Crime is down across ASU campus, police said after releasing crime statistics for 2012.
The report shows a 7.6 percent decrease in all crime on the Tempe campus, with individual decreases in alcohol-related, aggravated assault and arson arrests.
ASU Assistant Chief of Police Jim Hardina said the decrease in crime can be attributed to programs that focus on educating students.
“I think a lot of factors of it has to do with different strategies, enforcement, education and working with other departments on campus to educate students and reduce crime,” Hardina said.
ASU spokeswoman Julie Newberg said in an email that the University has implemented many programs to increase safety on campus.
“The safety of students, faculty, staff and visitors is the University’s top priority,” Newberg said. “ASU has extensive programs and services in place and is continuously monitoring and improving them.”
ASU saw a decrease in alcohol-related crime in 2012, with arrests decreasing by 22 percent and violations referred for action down by 12 percent across all campuses, according to the report.
Hardina said this specific decrease is a result of working with residential halls to cut down on issues within dorms.
“It’s not just a police issue,” Hardina said. “It’s residential life, the hall staff staying on top of students doing things inside their residence halls that they should not be doing, loud noises and parties, which is reducing the drinking in the residence halls.”
While many areas did see a decrease in crime, all campuses saw an increase in theft and burglary, the report shows.
Tempe saw 28 more burglaries in 2012, a 40 percent increase from the previous year, according to the report.
According to the report, the Downtown, West and Polytechnic campuses saw a 42, 33 and 70 percent increase in theft, respectively.
This translates to a relatively small 4.5 percent increase across all campuses, because each campus, excluding Tempe, has fewer students and fewer number of incidents.
Another area in which crime increased is in drug-related arrests with ASU Police arresting 296 students in 2012, according to the report.
This shows a approximately 62 percent increase from the previous year, when only 183 students were arrested, according to the report.
Stewart Adams, crime prevention specialist for ASU, said the Crime Prevention Unit is the “proactive” unit of ASU Police and works to prevent crime on campus by giving safety presentations and checking the campus for safety.
While Crime Prevention Unit is very active on campus, the unit’s efforts are hard to measure, because prevented crimes are not able to be measured, Adams said.
“I think some students have benefited from us being out there,” Adams said. “It’s hard to measure that.”

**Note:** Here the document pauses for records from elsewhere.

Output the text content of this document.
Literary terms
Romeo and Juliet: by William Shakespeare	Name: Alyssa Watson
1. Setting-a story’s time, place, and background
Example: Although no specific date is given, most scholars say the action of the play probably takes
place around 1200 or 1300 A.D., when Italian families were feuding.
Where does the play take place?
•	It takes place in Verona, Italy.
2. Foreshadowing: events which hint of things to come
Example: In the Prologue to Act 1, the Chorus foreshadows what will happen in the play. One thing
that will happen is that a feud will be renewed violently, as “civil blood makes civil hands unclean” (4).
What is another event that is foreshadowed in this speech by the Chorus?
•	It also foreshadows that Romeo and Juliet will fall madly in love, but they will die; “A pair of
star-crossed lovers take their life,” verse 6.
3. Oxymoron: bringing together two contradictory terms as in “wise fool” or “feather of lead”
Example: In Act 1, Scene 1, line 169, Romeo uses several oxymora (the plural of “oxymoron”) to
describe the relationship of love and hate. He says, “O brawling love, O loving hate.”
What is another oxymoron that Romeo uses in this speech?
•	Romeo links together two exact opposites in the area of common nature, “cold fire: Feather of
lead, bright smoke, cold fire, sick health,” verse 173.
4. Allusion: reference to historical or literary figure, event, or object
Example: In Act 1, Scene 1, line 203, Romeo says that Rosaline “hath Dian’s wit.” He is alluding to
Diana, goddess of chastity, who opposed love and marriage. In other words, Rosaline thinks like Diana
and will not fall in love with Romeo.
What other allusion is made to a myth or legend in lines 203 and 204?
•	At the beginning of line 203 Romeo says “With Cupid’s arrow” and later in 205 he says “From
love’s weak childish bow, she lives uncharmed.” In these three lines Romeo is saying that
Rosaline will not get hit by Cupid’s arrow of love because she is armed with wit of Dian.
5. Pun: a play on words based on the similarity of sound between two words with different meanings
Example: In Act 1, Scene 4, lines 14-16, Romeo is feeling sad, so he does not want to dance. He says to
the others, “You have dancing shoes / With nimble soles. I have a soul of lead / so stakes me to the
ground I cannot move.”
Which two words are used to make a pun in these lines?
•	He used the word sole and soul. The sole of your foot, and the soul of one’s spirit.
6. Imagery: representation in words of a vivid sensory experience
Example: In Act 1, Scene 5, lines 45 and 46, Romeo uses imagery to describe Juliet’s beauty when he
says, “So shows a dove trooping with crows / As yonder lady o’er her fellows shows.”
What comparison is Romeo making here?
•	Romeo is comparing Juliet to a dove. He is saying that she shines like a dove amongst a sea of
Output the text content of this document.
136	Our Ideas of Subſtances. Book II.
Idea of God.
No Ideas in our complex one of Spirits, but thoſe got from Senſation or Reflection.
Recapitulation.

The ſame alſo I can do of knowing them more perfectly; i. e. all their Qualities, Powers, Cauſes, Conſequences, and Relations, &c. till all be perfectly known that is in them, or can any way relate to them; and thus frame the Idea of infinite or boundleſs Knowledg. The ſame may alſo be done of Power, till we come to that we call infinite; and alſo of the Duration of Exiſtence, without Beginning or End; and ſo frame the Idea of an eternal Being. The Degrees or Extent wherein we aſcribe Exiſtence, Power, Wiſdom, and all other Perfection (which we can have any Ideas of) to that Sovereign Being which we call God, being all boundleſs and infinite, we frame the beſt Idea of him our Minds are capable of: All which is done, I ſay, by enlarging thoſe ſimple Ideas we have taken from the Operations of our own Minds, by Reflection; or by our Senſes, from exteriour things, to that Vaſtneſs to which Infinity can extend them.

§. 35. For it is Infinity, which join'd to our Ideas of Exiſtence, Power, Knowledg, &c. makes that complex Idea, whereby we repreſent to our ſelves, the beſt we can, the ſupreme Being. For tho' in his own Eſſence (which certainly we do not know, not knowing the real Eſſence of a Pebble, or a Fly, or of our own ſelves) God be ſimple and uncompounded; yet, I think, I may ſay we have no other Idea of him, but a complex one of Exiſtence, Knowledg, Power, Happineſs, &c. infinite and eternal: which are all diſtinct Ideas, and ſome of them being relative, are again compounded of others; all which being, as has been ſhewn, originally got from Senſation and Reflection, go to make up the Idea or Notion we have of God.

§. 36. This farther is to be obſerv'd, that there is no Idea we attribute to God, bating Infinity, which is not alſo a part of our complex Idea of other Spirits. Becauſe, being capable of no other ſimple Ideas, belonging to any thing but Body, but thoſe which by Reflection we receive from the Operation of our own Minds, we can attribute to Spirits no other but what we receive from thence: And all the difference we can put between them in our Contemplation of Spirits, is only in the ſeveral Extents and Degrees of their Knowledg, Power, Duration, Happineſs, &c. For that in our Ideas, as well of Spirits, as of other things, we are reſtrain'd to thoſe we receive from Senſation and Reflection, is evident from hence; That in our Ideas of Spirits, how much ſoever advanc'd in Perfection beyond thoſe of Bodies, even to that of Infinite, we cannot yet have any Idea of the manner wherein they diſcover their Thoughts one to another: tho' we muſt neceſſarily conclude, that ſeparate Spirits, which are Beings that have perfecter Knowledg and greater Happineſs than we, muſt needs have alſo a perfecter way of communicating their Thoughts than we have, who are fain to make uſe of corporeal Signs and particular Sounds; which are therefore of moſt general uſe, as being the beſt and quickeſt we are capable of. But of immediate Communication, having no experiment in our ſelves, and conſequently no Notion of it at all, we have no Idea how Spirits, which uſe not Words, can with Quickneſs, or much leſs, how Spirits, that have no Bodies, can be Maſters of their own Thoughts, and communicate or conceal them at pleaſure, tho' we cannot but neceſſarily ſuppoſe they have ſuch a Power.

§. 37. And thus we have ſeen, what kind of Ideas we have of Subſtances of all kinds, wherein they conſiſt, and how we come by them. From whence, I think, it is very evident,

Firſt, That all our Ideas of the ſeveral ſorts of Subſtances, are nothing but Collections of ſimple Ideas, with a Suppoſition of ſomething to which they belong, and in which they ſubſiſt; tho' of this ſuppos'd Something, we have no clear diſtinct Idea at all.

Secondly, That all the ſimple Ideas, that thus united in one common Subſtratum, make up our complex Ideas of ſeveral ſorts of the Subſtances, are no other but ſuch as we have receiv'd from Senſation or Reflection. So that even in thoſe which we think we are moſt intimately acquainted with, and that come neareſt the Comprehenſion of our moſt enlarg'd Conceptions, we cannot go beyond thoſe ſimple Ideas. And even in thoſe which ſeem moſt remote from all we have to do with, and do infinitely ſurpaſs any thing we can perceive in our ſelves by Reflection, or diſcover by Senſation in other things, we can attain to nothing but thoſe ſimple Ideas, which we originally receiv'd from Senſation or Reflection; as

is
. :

Global studies senior Drake Bradley said he has seen very little crime on campus while he has been at ASU, and he only really hears about bike thefts.
However, Bradley said he felt ASU Police was doing all it could to prevent crime and that it was doing an acceptable job.
“There’s probably things like sexual assault, but I don’t know what they would do that they aren’t already doing,” Bradley said. “If they aren’t doing everything they can, then that’s an issue.”